The statement made by Hill, however, needed confirmation. It was desirable to prove the charges by some one whose word, on account of the color of his skin, could never for a moment be doubted.

A negro man by the name of Buck Poston lived in the neighborhood; his skin was black enough for him to be considered perpetually under oath, so they repaired immediately to his domicil, for the purpose of implicating certain persons as belonging to the Golden Circle.

Brown and his men put a rope around his neck, and tried to frighten him into a belief that he would be hung unless he confirmed Hill‘s statements. But Buck was a brave man, and answered “no” to each one of Hill‘s accusations against his neighbors.

Finally they told him that he was now about to be hung, and appealed to him to know if he did not love his wife and children, and urged him just to say “yes,” and live; but the old man replied: “Well, Massa, I does know some little things; but I‘s gwine to take it all to t‘other world with me!” Neither persuasions, threats, the glittering of bayonets, nor the prospect of death, could make him divulge anything.

The color of his skin, however, saved his life, and his tormentors had nothing to do but to return to camp. During the night following he gave warning to those whom he knew to be in danger.

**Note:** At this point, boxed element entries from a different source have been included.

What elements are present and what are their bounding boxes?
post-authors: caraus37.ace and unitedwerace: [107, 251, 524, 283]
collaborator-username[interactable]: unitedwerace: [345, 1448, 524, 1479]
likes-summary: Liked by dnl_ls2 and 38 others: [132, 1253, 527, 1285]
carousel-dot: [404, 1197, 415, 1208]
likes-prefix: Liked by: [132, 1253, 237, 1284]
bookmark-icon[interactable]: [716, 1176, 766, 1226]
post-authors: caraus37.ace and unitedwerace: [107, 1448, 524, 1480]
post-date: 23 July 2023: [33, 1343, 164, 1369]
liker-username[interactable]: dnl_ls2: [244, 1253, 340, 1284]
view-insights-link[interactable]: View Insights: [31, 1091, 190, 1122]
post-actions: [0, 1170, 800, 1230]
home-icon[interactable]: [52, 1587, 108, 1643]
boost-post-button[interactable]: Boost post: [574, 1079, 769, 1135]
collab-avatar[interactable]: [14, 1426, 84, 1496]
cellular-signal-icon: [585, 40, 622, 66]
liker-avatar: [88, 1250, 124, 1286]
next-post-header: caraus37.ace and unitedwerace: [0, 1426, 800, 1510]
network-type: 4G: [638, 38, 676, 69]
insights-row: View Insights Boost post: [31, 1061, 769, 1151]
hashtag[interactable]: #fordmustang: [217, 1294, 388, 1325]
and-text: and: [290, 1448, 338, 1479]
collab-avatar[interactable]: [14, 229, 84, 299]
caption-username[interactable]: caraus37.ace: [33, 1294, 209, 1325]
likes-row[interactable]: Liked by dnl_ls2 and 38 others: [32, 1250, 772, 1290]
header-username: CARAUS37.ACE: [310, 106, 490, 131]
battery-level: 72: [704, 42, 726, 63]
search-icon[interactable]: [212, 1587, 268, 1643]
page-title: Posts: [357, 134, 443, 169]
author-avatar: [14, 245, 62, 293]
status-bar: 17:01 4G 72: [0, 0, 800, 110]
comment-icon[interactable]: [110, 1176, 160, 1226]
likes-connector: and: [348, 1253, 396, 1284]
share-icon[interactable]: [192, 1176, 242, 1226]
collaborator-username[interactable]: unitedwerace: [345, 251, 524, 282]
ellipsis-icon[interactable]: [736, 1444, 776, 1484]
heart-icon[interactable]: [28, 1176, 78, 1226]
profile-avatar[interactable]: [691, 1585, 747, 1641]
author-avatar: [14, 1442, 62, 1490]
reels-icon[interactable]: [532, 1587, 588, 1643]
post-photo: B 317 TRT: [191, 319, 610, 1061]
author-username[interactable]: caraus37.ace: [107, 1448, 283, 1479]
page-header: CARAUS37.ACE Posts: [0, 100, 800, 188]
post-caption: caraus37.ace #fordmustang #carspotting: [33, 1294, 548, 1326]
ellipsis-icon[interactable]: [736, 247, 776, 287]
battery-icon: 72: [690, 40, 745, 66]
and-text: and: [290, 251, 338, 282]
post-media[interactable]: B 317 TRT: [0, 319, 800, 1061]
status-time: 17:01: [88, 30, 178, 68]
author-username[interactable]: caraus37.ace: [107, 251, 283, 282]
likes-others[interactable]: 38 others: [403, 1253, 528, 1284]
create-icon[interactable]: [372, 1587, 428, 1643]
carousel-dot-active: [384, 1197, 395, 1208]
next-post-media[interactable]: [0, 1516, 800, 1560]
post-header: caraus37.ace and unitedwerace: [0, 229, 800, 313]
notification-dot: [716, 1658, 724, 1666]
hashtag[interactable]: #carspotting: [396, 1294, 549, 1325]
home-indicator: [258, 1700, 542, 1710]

On the next day, May 14, 1865, Lieut. Brown took four men, rode up to the house of Mr. Joseph Herrod, and found him at home. They ordered him to get his horse and go with them to Farmington. He did so, but on getting half a mile from the house, they took him twenty or thirty steps from the road and shot him through the back of the head. There they left him, where he was found the next day.

Thus perished a young man who, for kindness of heart, strict integrity, and moral honesty had no superiors, and but few equals.

Before proceeding any further with the slaughter, Lieut. Brown went and consulted with Franklin Murphy, who told him that the whole matter was the result of a neighborhood difficulty, which did not warrant Federal interference in any manner whatever.

Brown and his men, during their stay on Big river, were engaged in a wholesale robbery and plunder of the citizens, taking their property without even a promise to pay. Their depredations were even more intolerable than the same number of hostile Indians would have been; but after Brown had been better informed as to the true nature of affairs he became half civilized, and on taking property he gave government vouchers. These debts against the government, however, were finally rejected, the people having been reported as disloyal. Even the widow Baker lost over one hundred dollars by some one reporting her as a Southern sympathizer.

After feasting off of the neighborhood for about two months, Brown and his infamous band of vandals took their departure. The conspiracy, founded on the marvelous revelation of a broken oath, and emanating from the fertile brain of base malignity, suddenly collapsed.